Válvula (em amarelo) para medir vazão de gás em linha de teste do laboratório de metrologia do IPT, em São Paulo

eduardo cesarVálvula (em amarelo) para medir vazão de gás em linha de teste do laboratório de metrologia do IPT, em São Pauloeduardo cesar

Vitrocerâmicos
Marcio Ramos, assessor de articulação institucional do Inmetro, explica que os projetos apoiados pela rede não devem necessariamente priorizar apenas as áreas diretamente ligadas à metrologia. “Vamos dar espaço para campos do conhecimento com potencial para aumentar a competitividade das empresas”, diz ele. No Instituto de Materiais Cerâmicos da UCS, por exemplo, uma pesquisa procura desenvolver materiais vitrocerâmicos para a indústria petroquímica a partir de rochas vulcânicas ácidas que são disponíveis em larga escala no país. O projeto é realizado em colaboração com uma empresa brasileira no ramo da construção civil, cujo nome não é revelado.

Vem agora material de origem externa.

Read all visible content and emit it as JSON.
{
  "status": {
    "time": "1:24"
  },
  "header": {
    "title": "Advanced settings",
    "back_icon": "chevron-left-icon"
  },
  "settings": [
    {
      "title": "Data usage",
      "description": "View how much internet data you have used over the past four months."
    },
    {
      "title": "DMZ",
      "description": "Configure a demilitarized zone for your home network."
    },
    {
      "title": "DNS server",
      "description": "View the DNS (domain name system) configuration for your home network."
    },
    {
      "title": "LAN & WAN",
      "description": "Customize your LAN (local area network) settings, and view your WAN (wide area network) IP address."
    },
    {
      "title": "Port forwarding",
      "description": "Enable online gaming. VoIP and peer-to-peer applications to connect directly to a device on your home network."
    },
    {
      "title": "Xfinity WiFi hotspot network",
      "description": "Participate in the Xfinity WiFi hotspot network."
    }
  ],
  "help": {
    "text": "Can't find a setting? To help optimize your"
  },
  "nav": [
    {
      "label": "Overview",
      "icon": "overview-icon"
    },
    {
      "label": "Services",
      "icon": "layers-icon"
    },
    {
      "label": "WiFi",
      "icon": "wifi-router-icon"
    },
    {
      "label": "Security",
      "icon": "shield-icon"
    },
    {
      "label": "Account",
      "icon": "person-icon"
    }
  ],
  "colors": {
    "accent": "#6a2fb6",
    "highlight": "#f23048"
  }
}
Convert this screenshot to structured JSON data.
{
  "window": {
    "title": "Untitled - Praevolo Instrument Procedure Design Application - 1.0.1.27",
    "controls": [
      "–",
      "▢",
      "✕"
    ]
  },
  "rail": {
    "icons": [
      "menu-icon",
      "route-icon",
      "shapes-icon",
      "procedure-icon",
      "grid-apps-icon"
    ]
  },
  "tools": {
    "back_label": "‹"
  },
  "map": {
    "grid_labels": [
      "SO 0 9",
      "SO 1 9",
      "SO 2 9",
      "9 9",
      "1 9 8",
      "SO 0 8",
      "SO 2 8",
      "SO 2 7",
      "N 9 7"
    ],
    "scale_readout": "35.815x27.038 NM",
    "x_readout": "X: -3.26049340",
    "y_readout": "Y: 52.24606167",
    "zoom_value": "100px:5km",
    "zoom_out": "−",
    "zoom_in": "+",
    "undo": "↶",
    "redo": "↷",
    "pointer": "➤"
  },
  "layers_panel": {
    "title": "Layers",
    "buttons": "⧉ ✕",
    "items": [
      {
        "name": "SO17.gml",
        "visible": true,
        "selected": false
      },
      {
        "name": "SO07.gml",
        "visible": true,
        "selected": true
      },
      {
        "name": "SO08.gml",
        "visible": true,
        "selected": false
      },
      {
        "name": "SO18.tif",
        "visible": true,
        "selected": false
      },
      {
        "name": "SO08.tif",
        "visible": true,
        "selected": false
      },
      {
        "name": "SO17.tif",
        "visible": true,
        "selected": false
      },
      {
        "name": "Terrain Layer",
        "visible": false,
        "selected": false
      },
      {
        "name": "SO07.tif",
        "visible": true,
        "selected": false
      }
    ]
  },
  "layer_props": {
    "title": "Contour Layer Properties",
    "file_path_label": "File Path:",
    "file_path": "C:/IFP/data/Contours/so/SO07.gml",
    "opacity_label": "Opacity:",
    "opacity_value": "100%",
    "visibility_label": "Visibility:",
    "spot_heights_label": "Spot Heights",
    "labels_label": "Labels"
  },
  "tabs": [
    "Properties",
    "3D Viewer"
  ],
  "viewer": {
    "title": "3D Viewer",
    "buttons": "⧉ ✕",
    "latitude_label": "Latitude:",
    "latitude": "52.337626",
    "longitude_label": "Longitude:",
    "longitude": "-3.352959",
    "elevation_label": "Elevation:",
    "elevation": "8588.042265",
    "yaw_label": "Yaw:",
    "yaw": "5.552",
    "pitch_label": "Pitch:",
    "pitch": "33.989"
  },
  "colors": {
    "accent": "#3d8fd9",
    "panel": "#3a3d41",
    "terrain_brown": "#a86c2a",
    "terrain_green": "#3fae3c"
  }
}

“Vitrocerâmicos não são uma novidade. Datam da década de 1950. Mas a produção utilizando esse tipo de rocha é um campo pouco pesquisado no mundo”, diz José Vitório Emiliano, pesquisador do instituto. “Esse material é muito resistente a ataques químicos e à abrasão e pode ser usado para revestir tubos utilizados na indústria petroquímica”, completa. Em outra iniciativa, o instituto da UCS encontrou um parceiro além do Inmetro, o Federal Institute for Materials Research and Testing (BAM), da Alemanha. Tanto a instituição brasileira quanto sua similar alemã estão interessadas em materiais de referência para calibração de equipamentos utilizados na avaliação de propriedades termofísicas em temperaturas superiores a 1.400 graus Celsius. “Hoje contamos com materiais de referência limitados a temperaturas próximas a mil graus Celsius”, diz Emiliano.

O desafio da precisão

A metrologia é uma das áreas de pesquisa mais tradicionais do Instituto de Pesquisas Tecnológicas (IPT) de São Paulo. “Esse campo do conhecimento é essencial para avaliar, por meio da medição de desempenho, se um novo produto ou processo realmente é inovador em relação a uma versão anterior. É um dos alicerces do desenvolvimento científico e tecnológico de um país”, avalia Kazuto Kawakita, diretor do Centro de Metrologia Mecânica, Elétrica e de Fluidos do IPT. A Instituição é pioneira no campo da metrologia no país.

Um dos desafios permanentes do instituto é aprimorar a confiabilidade na calibração de equipamentos metrológicos. Por exemplo, na calibração dos medidores de gás que são utilizados na tarifação do gás natural transportado, transferido e consumido em residências, indústrias e termelétricas. No Brasil, explica Kawakita, os equipamentos utilizados para medir o gás natural são calibrados em laboratórios em condições próximas do ideal e com ar a baixa pressão.“O problema é que esses medidores trabalham em pressões de operação de gasodutos, que são muito maiores”, explica. A diferença entre as condições ideais e reais pode provocar desempenhos metrológicos diferentes do medidor, gerando erros de medição e, consequentemente, prejuízos financeiros. “Alguém pode estar perdendo muito dinheiro com isso”, afirma. No exterior, já existem normas e regulamentos
que tratam essa questão.

Uma parceria entre o IPT, a Financiadora de Estudos e Projetos (Finep), um fabricante de medidores em Itu (SP), cujo nome não é revelado, e companhias interessadas na tecnologia, entre elas a Petrobras e a Comgás, busca criar um protótipo de um novo medidor de gás e um circuito de testes especial para realizar calibrações com gás a alta pressão. “No lugar do gás natural, vamos utilizar o CO2, que, mesmo em uma pressão mais baixa, consegue simular as condições presentes na operação de um gasoduto em uma pressão mais elevada”, conta Kawakita.